What does it mean? Well as I've pointed out each week on the OS Radio Show (we even talked about this specific article on there last night), this is the likely future of gaming. It makes too much sense from a cost/development cycle perspective not to do.

For the customer, I'd expect this might be something coming in the next generation of consoles (2014-2015). Depending on how stupid console manufacturers are, we could see physical media completely go away and the cloud take over gaming by then. Of course, with SD Card Memory Prices falling so rapidly maybe it's got a future in gaming as a media? 8 GB Cards currently go for just over 10 bucks, and the actual cost of manufacturing them can't be much higher than a Blu-Ray disk these days.

The way I envision it is that each publisher would offer monthly or annual subscriptions to games. Basically you'd pay $60 for access to a game for a year -- and then I can see a publisher basically bringing in annual packages for their entire lineup at a cost savings. So it'd be $40/month for every EA Sports Title through the whole year.

This could indicate that you could see development cycles which are never finished per-se, as games are continually updated and added to throughout the year. Regardless, it's an interesting conversation which is all heresay up until the point the future of gaming is revealed in the new Sony and Microsoft offerings, likely next June (or the one after that) at E3.

Member Comments
# 21 JJT @ 08/03/11 06:05 PM
Quote:
Originally Posted by DaveDQ
I don't understand the clinging to hard copies of the game. Digital copies remove clutter, are easily accessible and last longer.

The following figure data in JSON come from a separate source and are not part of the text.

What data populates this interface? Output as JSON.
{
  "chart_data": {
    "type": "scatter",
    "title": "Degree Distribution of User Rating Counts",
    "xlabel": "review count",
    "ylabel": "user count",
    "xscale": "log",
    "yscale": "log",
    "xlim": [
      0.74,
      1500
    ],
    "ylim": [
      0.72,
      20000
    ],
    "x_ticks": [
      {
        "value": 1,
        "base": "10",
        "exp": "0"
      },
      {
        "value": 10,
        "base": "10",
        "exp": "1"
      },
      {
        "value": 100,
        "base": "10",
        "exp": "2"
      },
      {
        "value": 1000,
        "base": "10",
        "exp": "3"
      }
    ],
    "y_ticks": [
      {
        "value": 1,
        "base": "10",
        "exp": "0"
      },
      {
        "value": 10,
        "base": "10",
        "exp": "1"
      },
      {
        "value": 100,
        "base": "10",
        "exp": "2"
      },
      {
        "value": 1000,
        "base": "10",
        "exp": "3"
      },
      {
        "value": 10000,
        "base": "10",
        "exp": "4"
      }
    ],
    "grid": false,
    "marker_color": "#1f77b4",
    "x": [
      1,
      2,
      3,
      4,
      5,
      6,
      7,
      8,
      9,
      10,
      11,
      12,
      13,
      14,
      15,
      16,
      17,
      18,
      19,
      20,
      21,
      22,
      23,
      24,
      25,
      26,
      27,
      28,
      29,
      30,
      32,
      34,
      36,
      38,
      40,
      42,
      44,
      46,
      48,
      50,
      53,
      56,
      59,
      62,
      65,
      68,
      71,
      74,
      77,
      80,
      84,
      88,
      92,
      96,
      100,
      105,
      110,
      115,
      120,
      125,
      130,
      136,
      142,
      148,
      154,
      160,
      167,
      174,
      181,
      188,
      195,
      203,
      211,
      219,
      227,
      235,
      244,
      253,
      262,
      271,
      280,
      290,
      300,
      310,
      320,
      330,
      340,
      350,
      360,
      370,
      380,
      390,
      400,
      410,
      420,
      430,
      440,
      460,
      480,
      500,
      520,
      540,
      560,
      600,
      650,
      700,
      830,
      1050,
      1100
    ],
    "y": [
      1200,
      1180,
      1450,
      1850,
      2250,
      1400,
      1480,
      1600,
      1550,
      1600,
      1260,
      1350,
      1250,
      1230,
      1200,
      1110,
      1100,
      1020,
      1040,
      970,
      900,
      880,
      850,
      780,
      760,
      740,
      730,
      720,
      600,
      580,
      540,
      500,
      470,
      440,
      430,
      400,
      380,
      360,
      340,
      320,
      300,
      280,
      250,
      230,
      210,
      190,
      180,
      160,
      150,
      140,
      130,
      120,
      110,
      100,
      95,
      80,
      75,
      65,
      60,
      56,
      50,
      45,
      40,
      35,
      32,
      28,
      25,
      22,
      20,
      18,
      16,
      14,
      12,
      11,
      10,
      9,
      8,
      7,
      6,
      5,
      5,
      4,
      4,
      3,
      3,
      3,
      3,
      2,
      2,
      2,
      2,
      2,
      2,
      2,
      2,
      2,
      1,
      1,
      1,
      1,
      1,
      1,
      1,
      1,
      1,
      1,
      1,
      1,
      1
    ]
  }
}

My concern is that they will charge extra based on the process's efficiency. I can see EA touting it as innovative, so we have to pay a little extra for it.
A hard copy I can take to the store and trade in to take some $ off the next title I buy. Can't do that with digital.
 
# 22 spit_bubble @ 08/08/11 03:47 PM
They need to make it a better deal than the disc version if it's going to succeed. There has to be some attraction to it, and probably the best way to attract customers at this point is with lower prices. I don't really see it working well any other way.
 
# 23 13whitebread @ 08/18/11 03:03 PM
This would then drive the competitive market once again for instance. Xbox 360 you have to pay for their online mode for a gold account on a PS3 you don't have to pay anything. I guess there will always be someone who is for the consumer and to pay them enough money instead of like EA sports who wants to make all the money. 2K sports for instance made there football game equal to the madden version arguably. They reduced there price to 20.00 dollars. That forced EA to spend more money to lock up the licensing rights. But on the consumer side it will come a day when our wallets speak for themselves. Video games are not for the Rich only.